Results: The Naïve Bayes model achieved an accuracy of 0.73 (95% CI: 0.68-0.78), with a sensitivity of 0.79 (95% CI: 0.74-0.85) and a specificity of 0.62 (95% CI: 0.52-0.72). The sentence-embedding model demonstrated comparable performance with an accuracy of 0.74 (95% CI: 0.68-0.79), a sensitivity of 0.74 (95% CI: 0.68-0.80), and a specificity of 0.73 (95% CI: 0.61-0.84).

Significance: Both models demonstrated relatively good performance in diagnosing childhood epilepsy solely based on the first-visit patient anamnesis text.

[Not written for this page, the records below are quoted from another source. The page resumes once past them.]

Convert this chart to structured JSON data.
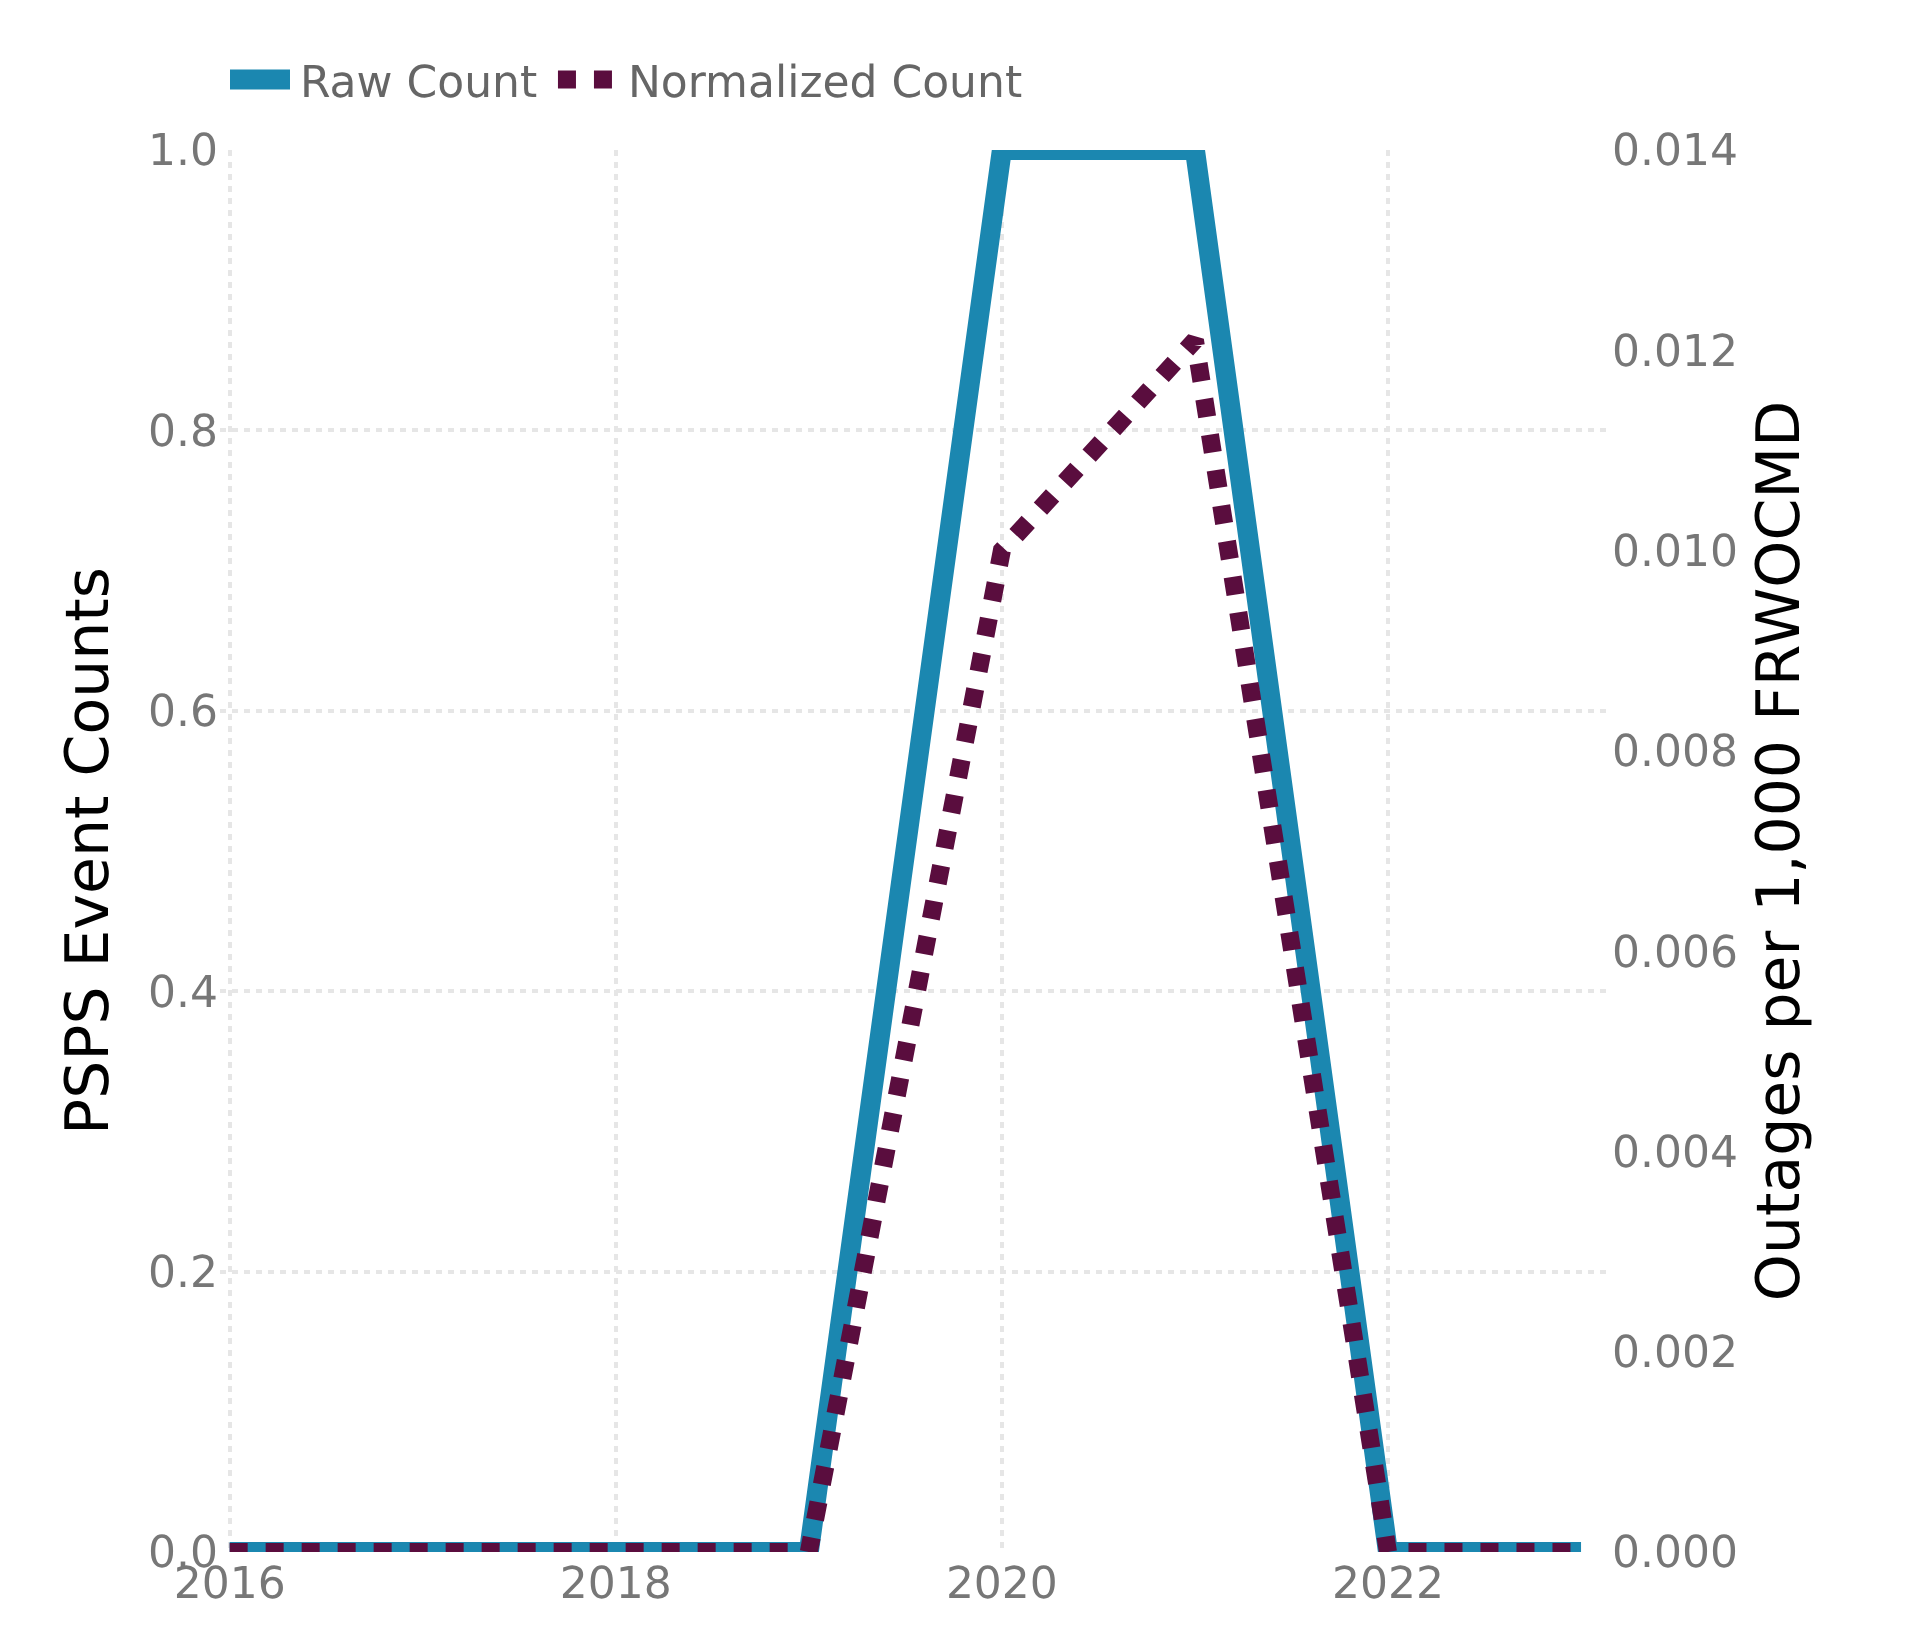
{
  "chart_data": {
    "type": "line",
    "xlabel": null,
    "ylabel": "PSPS Event Counts",
    "y2label": "Outages per 1,000 FRWOCMD",
    "x": [
      2016,
      2017,
      2018,
      2019,
      2020,
      2021,
      2022,
      2023
    ],
    "series": [
      {
        "name": "Raw Count",
        "color": "#1b87b0",
        "line_style": "solid",
        "values": [
          0,
          0,
          0,
          0,
          1,
          1,
          0,
          0
        ]
      },
      {
        "name": "Normalized Count",
        "color": "#5a0d3e",
        "line_style": "dotted",
        "axis": "y2",
        "values": [
          0,
          0,
          0,
          0,
          0.01,
          0.0121,
          0,
          0
        ]
      }
    ],
    "xlim": [
      2015.95,
      2023.15
    ],
    "xticks": [
      2016,
      2018,
      2020,
      2022
    ],
    "ylim": [
      0,
      1
    ],
    "yticks": [
      {
        "value": 0,
        "label": "0.0"
      },
      {
        "value": 0.2,
        "label": "0.2"
      },
      {
        "value": 0.4,
        "label": "0.4"
      },
      {
        "value": 0.6,
        "label": "0.6"
      },
      {
        "value": 0.8,
        "label": "0.8"
      },
      {
        "value": 1,
        "label": "1.0"
      }
    ],
    "y2lim": [
      0,
      0.014
    ],
    "y2ticks": [
      {
        "value": 0,
        "label": "0.000"
      },
      {
        "value": 0.002,
        "label": "0.002"
      },
      {
        "value": 0.004,
        "label": "0.004"
      },
      {
        "value": 0.006,
        "label": "0.006"
      },
      {
        "value": 0.008,
        "label": "0.008"
      },
      {
        "value": 0.01,
        "label": "0.010"
      },
      {
        "value": 0.012,
        "label": "0.012"
      },
      {
        "value": 0.014,
        "label": "0.014"
      }
    ],
    "grid": true,
    "legend": "top left",
    "marker": "none"
  }
}
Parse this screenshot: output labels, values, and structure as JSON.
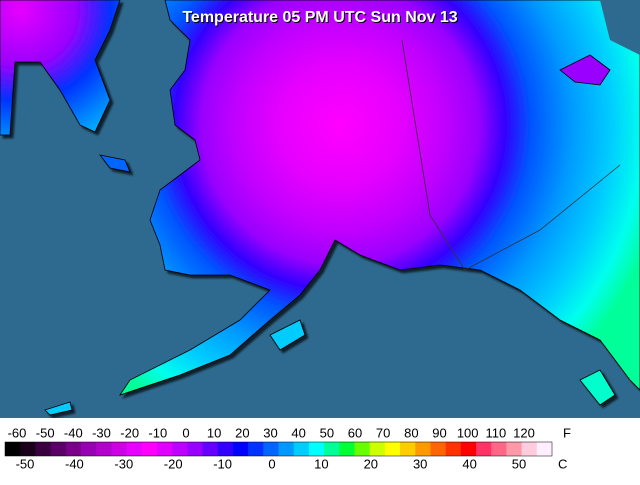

Notably, the more advanced sentence-embedding model showed no improvement over the computationally simpler Naïve Bayes model. This suggests that modeling of anamnesis data does depend on word order for this particular classification task. Further refinement and exploration of language models and computational linguistic approaches are necessary to enhance diagnostic accuracy in clinical practice.

查看原文本刊更多论文

基于非结构化首次就诊患者叙述的AI语言模型在儿童癫痫早期诊断中的应用：一项队列研究。

目的：语言是诊断癫痫不可缺少的信息来源，其计算分析的探索日益深入。本研究评估并比较了不同语言模型应用在提取信息中的诊断价值。目的是识别可能包含有用的临床信息的语言模式，这些信息是临床医生从首次就诊文件中没有公开考虑的，以改善儿童癫痫的早期诊断。方法：对前两个癫痫门诊1561例患者来信进行分析。数据集被分为训练集和测试集，以评估性能和泛化性。我们采用建立的Naïve贝叶斯模型作为自然语言处理技术和基于双向编码器表示（BERT）架构的句子嵌入（大语言）模型。两种模型都只分析由主治医生记录的记忆文本。在训练集中，我们确定了由指示“癫痫”或“非癫痫”的关键字组成的预测特征。在两年的随访期后，将模型输出与临床医生的最终诊断（金标准）进行比较。我们计算了两种模型的准确性、敏感性和特异性。结果：Naïve贝叶斯模型的准确率为0.73 (95% CI: 0.68-0.78)，灵敏度为0.79 (95% CI: 0.74-0.85)，特异性为0.62 （95% CI: 0.52-0.72）。句子嵌入模型的准确率为0.74 (95% CI: 0.68-0.79)，灵敏度为0.74 (95% CI: 0.68-0.80)，特异性为0.73 （95% CI: 0.61-0.84）。意义：两种模型在仅基于首次就诊患者记忆文本诊断儿童癫痫方面均表现出较好的表现。值得注意的是，更高级的句子嵌入模型与计算更简单的Naïve贝叶斯模型相比没有任何改进。这表明记忆数据的建模确实依赖于这个特定分类任务的词序。进一步完善和探索语言模型和计算语言方法对于提高临床实践中的诊断准确性是必要的。

本文章由计算机程序翻译，如有差异，请以英文原文为准。

求助全文

约1分钟内获得全文求助全文

来源期刊

Epileptic Disorders 医学-临床神经学

CiteScore

4.10

自引率

8.70%

发文量

138

审稿时长

6-12 weeks

期刊介绍： Epileptic Disorders is the leading forum where all experts and medical studentswho wish to improve their understanding of epilepsy and related disorders can share practical experiences surrounding diagnosis and care, natural history, and management of seizures. Epileptic Disorders is the official E-journal of the International League Against Epilepsy for educational communication. As the journal celebrates its 20th anniversary, it will now be available only as an online version. Its mission is to create educational links between epileptologists and other health professionals in clinical practice and scientists or physicians in research-based institutions. This change is accompanied by an increase in the number of issues per year, from 4 to 6, to ensure regular diffusion of recently published material (high quality Review and Seminar in Epileptology papers; Original Research articles or Case reports of educational value; MultiMedia Teaching Material), to serve the global medical community that cares for those affected by epilepsy.